How to Picture Emotions: Marshall Arisman in Graphis Journal #372

“I’m not trying to illustrate. I’m trying, as pretentious as this sounds, to picture emotions.”

Graphis Master Marshall Arisman is an illustrator, painter, educator, and storyteller. His graphic commentaries and illustrations have appeared on the covers of Time, U.S. News and World Report, The Nation, The Progressive, and The New York Times Book Review. His editorial work has appeared in every national publication including Esquire, Rolling Stone, Playboy, The New York Times Op-Ed page, The Village Voice, and Business Week. Feature articles about his work have appeared in the Graphis Journal, Communication Arts, and Juxtapoz magazine. His paintings and prints are in the permanent collections of the Metropolitan Museum of Art, the Brooklyn Museum, the New York Historical Society and the National Museum of American Art, the Smithsonian Institution, the Guang Dong Museum of Art, and the Telfair Museum of Art, as well as many private and corporate collections. He is in the Society of Illustrators’ Hall of Fame and the Art Directors Club Hall of Fame. He is the chairman of the MFA degree program, Illustration as Visual Essay, at the School of Visual Arts in New York that he founded in 1984. He has been a member of the School of Visual Arts for fifty-two years.

Arisman brings surreal, chaotic energy to his work, with paintings that feature off-putting, nightmarish creations in darkly vibrant color. In much of his work, Arisman takes inspiration from the life and experiences of his grandmother, a Spiritualist and gifted medium. He also explores concepts like American gun culture and the interactions between war and society at large. Arisman’s illustration and design works have a weighted perspective, combining organic and inorganic elements to make his captivating pieces.

Here is a snippet from Marshall Arisman’s interview:

What inspired or motivated you in your career?

I grew up in a small town in upstate NY. Art classes were limited to one teacher who had limited knowledge of illustration or graphic design. I applied to Pratt Institute, got in, and was asked to pick a major. I picked graphic design. Four years later, I graduated and was offered a job at General Motors in Detroit. After three months of solving problems for other people (logos, ad campaigns, etc.) I began to realize that graphic design was not the problem; the problem was me. I wanted to tell stories: personal stories about my life, my hopes and desires, and the world around me.
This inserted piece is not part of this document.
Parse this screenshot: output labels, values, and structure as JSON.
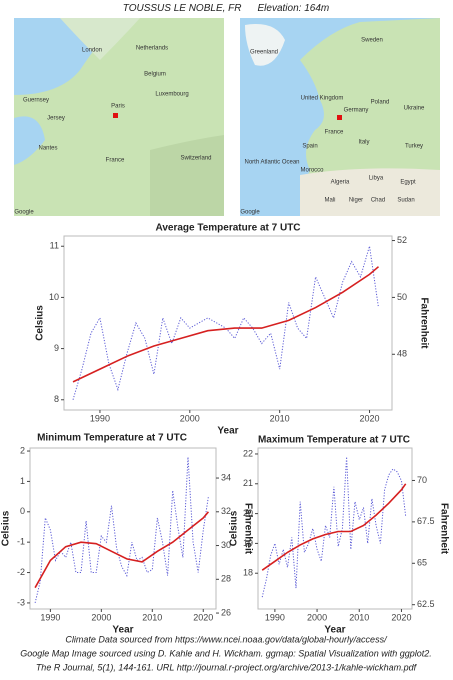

In order to do that, I would have to quit my job and learn how to draw. I spent a year in Europe drawing everything in sight. With my drawing skills improved, I approached the tricky question of, “What to draw?” The answer, of course, was me. I made a list of things I really knew something about, things I had seen and experienced. I continue to work on that short list even today:

1. Cows (brought up in dairy country)

2. Deer (we hunted, killed, and ate them)

3. Guns (everyone had a shotgun rack in their pickup truck and a handgun in the glove compartment)
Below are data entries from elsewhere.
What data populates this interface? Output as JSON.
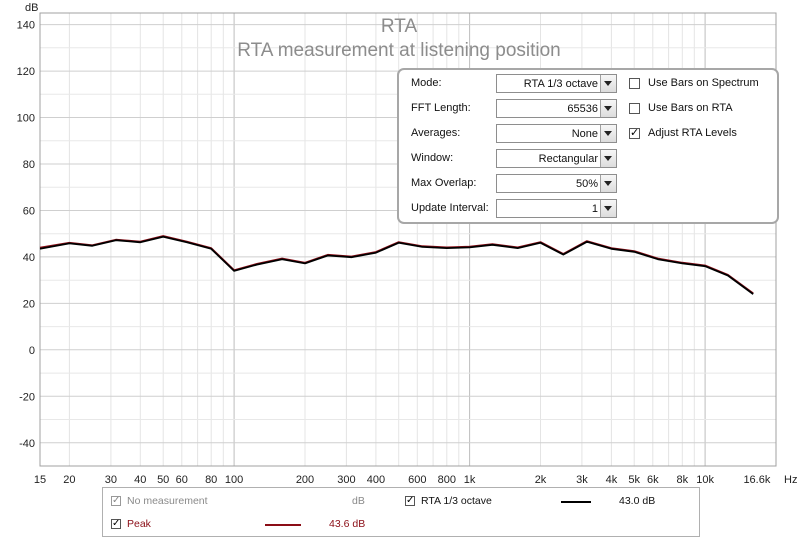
{
  "chart_data": {
    "type": "line",
    "title": "RTA",
    "subtitle": "RTA measurement at listening position",
    "ylabel": "dB",
    "xunit": "Hz",
    "xscale": "log",
    "xlim": [
      15,
      20000
    ],
    "ylim": [
      -50,
      145
    ],
    "grid": true,
    "yticks": [
      {
        "v": 140,
        "label": "140"
      },
      {
        "v": 120,
        "label": "120"
      },
      {
        "v": 100,
        "label": "100"
      },
      {
        "v": 80,
        "label": "80"
      },
      {
        "v": 60,
        "label": "60"
      },
      {
        "v": 40,
        "label": "40"
      },
      {
        "v": 20,
        "label": "20"
      },
      {
        "v": 0,
        "label": "0"
      },
      {
        "v": -20,
        "label": "-20"
      },
      {
        "v": -40,
        "label": "-40"
      }
    ],
    "xticks": [
      {
        "v": 15,
        "label": "15"
      },
      {
        "v": 20,
        "label": "20"
      },
      {
        "v": 30,
        "label": "30"
      },
      {
        "v": 40,
        "label": "40"
      },
      {
        "v": 50,
        "label": "50"
      },
      {
        "v": 60,
        "label": "60"
      },
      {
        "v": 80,
        "label": "80"
      },
      {
        "v": 100,
        "label": "100"
      },
      {
        "v": 200,
        "label": "200"
      },
      {
        "v": 300,
        "label": "300"
      },
      {
        "v": 400,
        "label": "400"
      },
      {
        "v": 600,
        "label": "600"
      },
      {
        "v": 800,
        "label": "800"
      },
      {
        "v": 1000,
        "label": "1k"
      },
      {
        "v": 2000,
        "label": "2k"
      },
      {
        "v": 3000,
        "label": "3k"
      },
      {
        "v": 4000,
        "label": "4k"
      },
      {
        "v": 5000,
        "label": "5k"
      },
      {
        "v": 6000,
        "label": "6k"
      },
      {
        "v": 8000,
        "label": "8k"
      },
      {
        "v": 10000,
        "label": "10k"
      },
      {
        "v": 16600,
        "label": "16.6k"
      }
    ],
    "x": [
      15,
      20,
      25,
      31.5,
      40,
      50,
      63,
      80,
      100,
      125,
      160,
      200,
      250,
      315,
      400,
      500,
      630,
      800,
      1000,
      1250,
      1600,
      2000,
      2500,
      3150,
      4000,
      5000,
      6300,
      8000,
      10000,
      12500,
      16000
    ],
    "series": [
      {
        "name": "RTA 1/3 octave",
        "color": "#000000",
        "values": [
          43.5,
          45.8,
          44.8,
          47.2,
          46.3,
          48.7,
          46.3,
          43.5,
          34.0,
          36.7,
          39.0,
          37.2,
          40.6,
          39.9,
          41.8,
          46.1,
          44.3,
          43.8,
          44.1,
          45.2,
          43.8,
          46.1,
          41.0,
          46.5,
          43.5,
          42.2,
          39.0,
          37.2,
          36.0,
          32.0,
          24.0
        ]
      },
      {
        "name": "Peak",
        "color": "#8b0d16",
        "values": [
          44.0,
          46.1,
          45.0,
          47.4,
          46.6,
          49.0,
          46.6,
          43.8,
          34.3,
          37.0,
          39.3,
          37.5,
          40.9,
          40.2,
          42.1,
          46.4,
          44.6,
          44.1,
          44.4,
          45.5,
          44.1,
          46.4,
          41.3,
          46.8,
          43.8,
          42.5,
          39.3,
          37.5,
          36.3,
          32.3,
          24.3
        ]
      }
    ]
  },
  "controls": {
    "rows": [
      {
        "label": "Mode:",
        "value": "RTA 1/3 octave"
      },
      {
        "label": "FFT Length:",
        "value": "65536"
      },
      {
        "label": "Averages:",
        "value": "None"
      },
      {
        "label": "Window:",
        "value": "Rectangular"
      },
      {
        "label": "Max Overlap:",
        "value": "50%"
      },
      {
        "label": "Update Interval:",
        "value": "1"
      }
    ],
    "checks": [
      {
        "label": "Use Bars on Spectrum",
        "checked": false
      },
      {
        "label": "Use Bars on RTA",
        "checked": false
      },
      {
        "label": "Adjust RTA Levels",
        "checked": true
      }
    ]
  },
  "legend": {
    "items": [
      {
        "label": "No measurement",
        "value": "dB",
        "checked": true,
        "disabled": true,
        "color": "#808080"
      },
      {
        "label": "RTA 1/3 octave",
        "value": "43.0 dB",
        "checked": true,
        "disabled": false,
        "color": "#000000"
      },
      {
        "label": "Peak",
        "value": "43.6 dB",
        "checked": true,
        "disabled": false,
        "color": "#8b0d16"
      }
    ]
  },
  "check_glyph": "✓"
}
4. Psychic phenomena (my grandmother was a noted medium)

I spent a year drawing guns. Tom Ungerer saw my drawings and sent me to see J.C. Suares, the art director of The New York Times Op-Ed page. He gave me an illustration assignment the next day. The article was titled “ The Killing in Uganda”. My series of drawings about guns had become my portfolio without trying to make one.

How and why did you start a graduate program?

As chair of the undergrad program, it became clear that three years in the major was not enough time to explore the tricky question of subject matter or “what to illustrate.” The struggle for the majority of students was “how to illustrate,” how to develop a style, and how to make your work consistent, not what your work is about. In 1984, Robert Weaver and Stevie Heller encouraged me to start a graduate program that would focus on the figurative artists telling personal stories. With President David Rhodes’ support, the program was approved by Albany.

Can you give a brief description of how the program works?

Storytellers need people to tell their stories to. Each student is assigned a private work space in a community of work spaces contained on our floor. The so-called studio becomes a community center where storytellers eat, talk, and share work with each other. The curriculum includes a mix of writing, history, and technical information to begin the process of telling a story. The forms stories take range from children’s books, and comic books to graphic novels and visual essays. The faculty is as diversified as the students, bringing their professional experience into the classroom. Our alumni are proof that the illustrator can control the content of their work.